Let's go deeper. Your NK cells have "stress receptors," doors on their cell membranes that are easily opened (or bothered or weakened) by prolonged, unmanaged stress. If your ISW immune cells could talk (and they do, but we don't listen), they would shout: "Don't stress me out!" Practice resilience—the ability to bounce back quickly from life's setbacks, spend time doing arts and crafts, watching movies, and playing games together. Use Zoom and other virtual platforms for social interaction as extreme social isolation depresses both the mind and the immune system. Welcome good news! One of the main stress management tools we can use is: "You can't always control situations (virus epidemics), but you can control your reaction to them." Your brain is the commander-in-chief of your immune system warriors. The better your brain, the better your immune system.

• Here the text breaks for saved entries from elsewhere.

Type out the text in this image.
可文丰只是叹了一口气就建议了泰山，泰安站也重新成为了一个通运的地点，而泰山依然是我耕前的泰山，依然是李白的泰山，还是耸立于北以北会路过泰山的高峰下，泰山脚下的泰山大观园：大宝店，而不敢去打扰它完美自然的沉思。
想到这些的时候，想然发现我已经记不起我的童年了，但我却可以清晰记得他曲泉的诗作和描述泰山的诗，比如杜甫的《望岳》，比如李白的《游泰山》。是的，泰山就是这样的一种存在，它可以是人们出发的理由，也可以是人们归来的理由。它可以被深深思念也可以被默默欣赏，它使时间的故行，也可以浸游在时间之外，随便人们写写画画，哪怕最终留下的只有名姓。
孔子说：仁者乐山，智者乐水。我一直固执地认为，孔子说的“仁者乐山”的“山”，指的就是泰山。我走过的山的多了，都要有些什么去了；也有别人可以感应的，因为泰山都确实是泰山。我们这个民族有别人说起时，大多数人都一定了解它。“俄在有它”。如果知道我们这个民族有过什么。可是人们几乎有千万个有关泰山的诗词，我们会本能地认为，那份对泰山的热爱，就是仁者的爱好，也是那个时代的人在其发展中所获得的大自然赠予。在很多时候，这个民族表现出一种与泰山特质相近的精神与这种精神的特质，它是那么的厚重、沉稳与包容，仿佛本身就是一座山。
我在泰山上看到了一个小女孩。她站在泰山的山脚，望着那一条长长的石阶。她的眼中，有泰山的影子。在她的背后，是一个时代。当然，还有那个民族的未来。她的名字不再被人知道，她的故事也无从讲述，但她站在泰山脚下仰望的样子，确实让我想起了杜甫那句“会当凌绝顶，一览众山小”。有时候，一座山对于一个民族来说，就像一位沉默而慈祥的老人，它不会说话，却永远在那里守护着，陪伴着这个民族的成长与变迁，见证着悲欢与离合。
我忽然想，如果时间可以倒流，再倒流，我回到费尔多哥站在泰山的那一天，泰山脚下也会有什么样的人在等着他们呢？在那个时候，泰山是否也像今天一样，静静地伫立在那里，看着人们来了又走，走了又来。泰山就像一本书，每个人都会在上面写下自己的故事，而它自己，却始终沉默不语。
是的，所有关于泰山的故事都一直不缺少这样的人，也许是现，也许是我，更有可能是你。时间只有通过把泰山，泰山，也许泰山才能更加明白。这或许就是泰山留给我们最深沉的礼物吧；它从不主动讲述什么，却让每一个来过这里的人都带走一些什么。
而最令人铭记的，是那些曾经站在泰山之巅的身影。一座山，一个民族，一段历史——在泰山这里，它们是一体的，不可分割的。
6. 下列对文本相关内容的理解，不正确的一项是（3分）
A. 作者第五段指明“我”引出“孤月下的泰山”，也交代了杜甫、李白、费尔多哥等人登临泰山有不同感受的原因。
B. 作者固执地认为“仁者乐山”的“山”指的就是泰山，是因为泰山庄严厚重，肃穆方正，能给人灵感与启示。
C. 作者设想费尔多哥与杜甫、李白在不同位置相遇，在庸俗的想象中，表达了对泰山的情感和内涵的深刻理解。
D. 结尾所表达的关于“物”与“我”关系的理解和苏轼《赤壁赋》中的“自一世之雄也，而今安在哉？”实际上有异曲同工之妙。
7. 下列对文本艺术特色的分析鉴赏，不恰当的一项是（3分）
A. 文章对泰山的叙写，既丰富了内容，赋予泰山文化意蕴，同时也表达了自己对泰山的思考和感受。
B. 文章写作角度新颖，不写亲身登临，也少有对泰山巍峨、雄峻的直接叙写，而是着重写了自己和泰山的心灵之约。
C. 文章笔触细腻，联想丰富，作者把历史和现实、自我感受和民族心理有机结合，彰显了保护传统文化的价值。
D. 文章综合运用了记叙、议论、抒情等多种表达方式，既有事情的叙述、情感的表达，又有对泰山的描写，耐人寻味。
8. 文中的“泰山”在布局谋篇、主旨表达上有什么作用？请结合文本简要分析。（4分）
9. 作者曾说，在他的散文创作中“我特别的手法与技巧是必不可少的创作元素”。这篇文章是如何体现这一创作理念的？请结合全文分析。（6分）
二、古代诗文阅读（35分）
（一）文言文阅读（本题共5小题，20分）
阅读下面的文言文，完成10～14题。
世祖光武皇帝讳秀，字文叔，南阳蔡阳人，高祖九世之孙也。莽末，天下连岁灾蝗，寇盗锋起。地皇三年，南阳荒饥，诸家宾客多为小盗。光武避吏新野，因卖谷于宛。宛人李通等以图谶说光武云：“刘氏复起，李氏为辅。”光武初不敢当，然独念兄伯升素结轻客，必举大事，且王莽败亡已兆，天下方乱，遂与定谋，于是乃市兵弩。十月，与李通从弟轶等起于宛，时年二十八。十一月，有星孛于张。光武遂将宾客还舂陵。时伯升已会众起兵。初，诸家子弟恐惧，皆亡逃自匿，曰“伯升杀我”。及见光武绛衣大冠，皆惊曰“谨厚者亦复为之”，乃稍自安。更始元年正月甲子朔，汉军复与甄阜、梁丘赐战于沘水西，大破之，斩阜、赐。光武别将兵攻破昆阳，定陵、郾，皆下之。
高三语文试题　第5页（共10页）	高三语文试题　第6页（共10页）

2. Eat Immune-Boosting Foods for Flu Prevention
It makes sense that the better you feed your troops, the better they will fight for you. If your immune system could talk, it would tell you: "Feed me, Seymour! Feed me the real-food diet!" Processed food contributes to depressed ISW. Before eating, ask yourself, "will this food or drink help or harm my ISW?"
3. Movement Mobilizes Your Immune System
Your bloodstream is the main place in your body that you want to keep viruses out of. Many of your NK cells are stationed like troops along the lining of your blood vessels--your inner natural ISW pharmacy called your endothelium. When you exercise, blood flows faster over the lining of your endothelium. It sends biochemical text messages to the NK cells to join the flow—your bloodstream—and circulate throughout your body to search-and-destroy the virus invaders. Another perk is the blood vessels in your lungs is one of the largest ISWs of NK cells that can be mobilized by exercise.
Get outside. Fascinating studies from Nippon University in Tokyo, Japan, showed that persons who exercised outdoors, especially in a forest setting, had higher NK cell levels and lower levels of stress hormones (cortisol)—a double "like" for your immune system. This is why Harvard neurologist Dr. Eva Selhub, in her book Your Brain on Nature, calls movement outdoors "exercise squared."
4. Laugh
Humor heals; fear harms. Laughter is the best medicine is especially true for your immune system when focusing on flu prevention. Also, enjoy funny movies with your family. During the COVID epidemic, enjoying more couples time may give us a minor baby boom in nine months! As a result, thirteen years from now, teenagers in the year 2033 will be dubbed "quaranteens."
5. Helping Others Heals
The more you help someone else heal, the better you are likely to heal. Now is a perfect time to think about how you can brighten someone else's day through a kind or funny text, even a phone call. The immune system likes the "helper's high," but viruses don't. Also, remember that social distancing does not mean social isolation. Again, the brain is the commander-in-chief of your immune system. The GRANT study, the most extensive study to date on the top contributors to dementia, showed that social isolation was the number one contributor and excessive alcohol (also more common during virus epidemics) was number two.
6. Get a Good Night's Sleep
During quality sleep, your immune system warriors report for nightshift duty, and better prepare for flu prevention. Melatonin, the natural sleep medicine you make, triggers the immune system to produce more NK cells. The better your sleep quality, the greater the quantity and quality of the NK cells you produce.